Whilst a case could be made for engineering a CD to give an experience very different from that enjoyed by a typical audience member if this allows a better insight into the work(s) - even though my caveat about the necessity of a properly 'transparent' sound would still apply, surely the point of broadcasting a concert is to 'transport' the listener at home to the hall. When the hall acoustic was provided by a main stereo pair, just hearing the audience noise behind the announcer's voice as we 'went over' to the Festival Hall or wherever it was created the same sort of anticipation one feels when attending a concert. I do not experience that frisson with a Radio 3 relay today.

You also focus on the very serious question of 'the art of listening'. The kind of programmes you mention will certainly have helped develop mine, but their impact resulted not just from the uniquely gifted individuals concerned but also from the much narrower range of electronic media then available.

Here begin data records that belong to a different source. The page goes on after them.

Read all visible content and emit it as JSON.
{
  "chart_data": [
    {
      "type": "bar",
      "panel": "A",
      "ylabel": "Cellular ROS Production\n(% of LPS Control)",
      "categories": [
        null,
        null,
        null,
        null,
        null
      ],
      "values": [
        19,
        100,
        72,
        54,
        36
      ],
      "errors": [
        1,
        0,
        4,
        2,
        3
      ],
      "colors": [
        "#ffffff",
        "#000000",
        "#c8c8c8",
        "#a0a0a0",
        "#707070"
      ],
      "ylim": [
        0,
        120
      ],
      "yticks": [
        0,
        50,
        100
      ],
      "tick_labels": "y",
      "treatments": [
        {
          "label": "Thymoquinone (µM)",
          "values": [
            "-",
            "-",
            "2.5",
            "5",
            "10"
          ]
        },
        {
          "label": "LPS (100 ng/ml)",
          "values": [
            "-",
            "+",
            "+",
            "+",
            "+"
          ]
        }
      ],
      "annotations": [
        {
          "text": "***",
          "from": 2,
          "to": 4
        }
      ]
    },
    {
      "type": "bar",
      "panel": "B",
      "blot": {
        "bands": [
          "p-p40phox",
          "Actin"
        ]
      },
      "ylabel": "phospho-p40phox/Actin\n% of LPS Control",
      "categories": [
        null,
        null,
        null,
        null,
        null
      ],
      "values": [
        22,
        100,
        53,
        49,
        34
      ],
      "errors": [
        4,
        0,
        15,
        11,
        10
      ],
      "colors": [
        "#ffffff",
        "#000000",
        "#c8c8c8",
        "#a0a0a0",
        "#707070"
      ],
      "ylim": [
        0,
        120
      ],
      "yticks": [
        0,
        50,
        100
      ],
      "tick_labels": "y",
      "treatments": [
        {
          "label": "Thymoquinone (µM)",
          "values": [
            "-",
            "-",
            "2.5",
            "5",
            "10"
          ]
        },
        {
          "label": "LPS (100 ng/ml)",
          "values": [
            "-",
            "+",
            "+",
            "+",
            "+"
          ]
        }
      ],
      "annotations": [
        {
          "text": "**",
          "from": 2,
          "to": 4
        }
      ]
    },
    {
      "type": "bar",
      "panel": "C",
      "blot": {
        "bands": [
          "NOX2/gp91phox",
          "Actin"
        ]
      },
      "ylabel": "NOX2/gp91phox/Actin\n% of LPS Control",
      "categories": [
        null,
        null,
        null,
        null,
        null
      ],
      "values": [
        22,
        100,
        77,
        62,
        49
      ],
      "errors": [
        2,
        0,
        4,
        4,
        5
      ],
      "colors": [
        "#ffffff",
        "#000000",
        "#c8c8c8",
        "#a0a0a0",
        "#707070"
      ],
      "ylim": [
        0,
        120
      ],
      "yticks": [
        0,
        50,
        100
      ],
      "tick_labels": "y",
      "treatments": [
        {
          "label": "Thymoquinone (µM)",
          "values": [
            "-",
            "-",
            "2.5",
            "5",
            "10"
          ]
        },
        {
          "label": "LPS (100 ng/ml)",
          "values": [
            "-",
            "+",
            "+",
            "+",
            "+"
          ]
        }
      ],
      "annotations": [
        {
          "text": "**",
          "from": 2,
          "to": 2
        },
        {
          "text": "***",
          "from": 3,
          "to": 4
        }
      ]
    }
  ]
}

I am not sure it can be reproduced in 2016. Today online courses such as Jonathan Biss's lectures 'Exploring Beethoven's Piano Sonatas' offer more extended explorations in a more permanent form, a tremendous democratisation of learning which the internet makes possible; but the numbers are not comparable: I see a Gramophone article of July 2013 remarked on the fact that 19,500 people had already signed up to Mr Biss's lectures. And he was certainly lecturing 'to the converted'. So you are right, the BBC still has a vital role to play here - but first it would have to find today's Antony Hopkins or David Munrow, and then that person would have to want to devote a significant part of their time to broadcasting. Maybe the answer will be through the greater diffusion of the actions already undertaken by musicians such as Mr Biss or Nicola Benedetti (and one can think of many others) who will rightly want to continue to devote most of their time to playing.

Marc A Meldon's remarks on the delights of his Decca Mono box also find a resonance in my own recent experience. A day or two after the discussion I mentioned, a friend who had been rediscovering her LPs brought out a 1951 Westminster recording of Beethoven's 4th piano concerto by Paul Badura-Skoda and the Vienna Staatsoper under Scherchen. Mono of course and with occasionally noisy surfaces, it had a fresh, detailed sound and a spontaneity of execution that were captivating and seemed to come from another world. As Mark says, a real performance and more 'natural'. According to Wikipedia's article on the Westminster label, "its slogan was "natural balance", referring to its single microphone technique".

Are we collectively rediscovering some fundamental and simple (if occasionally inconvenient) truths about recording and performance? Mark praises the products of BIS and Harmonia Mundi; they are companies, it seems to me, where musical values have always been paramount, and this is as apparent in the quality of their sound as in the soundness of their A&R decisions. DG's recent choices seem to reflect very different values and priorities.
iarful said…
an afterthought about interpretation:
Catching up with another Prom, the Aurora orchestra's which a friend had enthused about, I was a little surprised by the reading of the Strauss oboe concerto, finding the orchestra's playing 'rather cut up into chunks' I noted in an email to him. But now I wonder if they were playing like this to counter the Royal Albert Hall's generous acoustic and the BBC seriously misrepresented them by almost completely eliminating it in the very close sound picture they provided. Does a similar sonic contradiction explain their rather raucous Jupiter symphony (where the subtlety of Abbado's version with the Orchestra Mozart is much closer to my ideal)? It would be interesting to know what people who attended the concert think of the transmitted sound - even more so to hear from the musicians.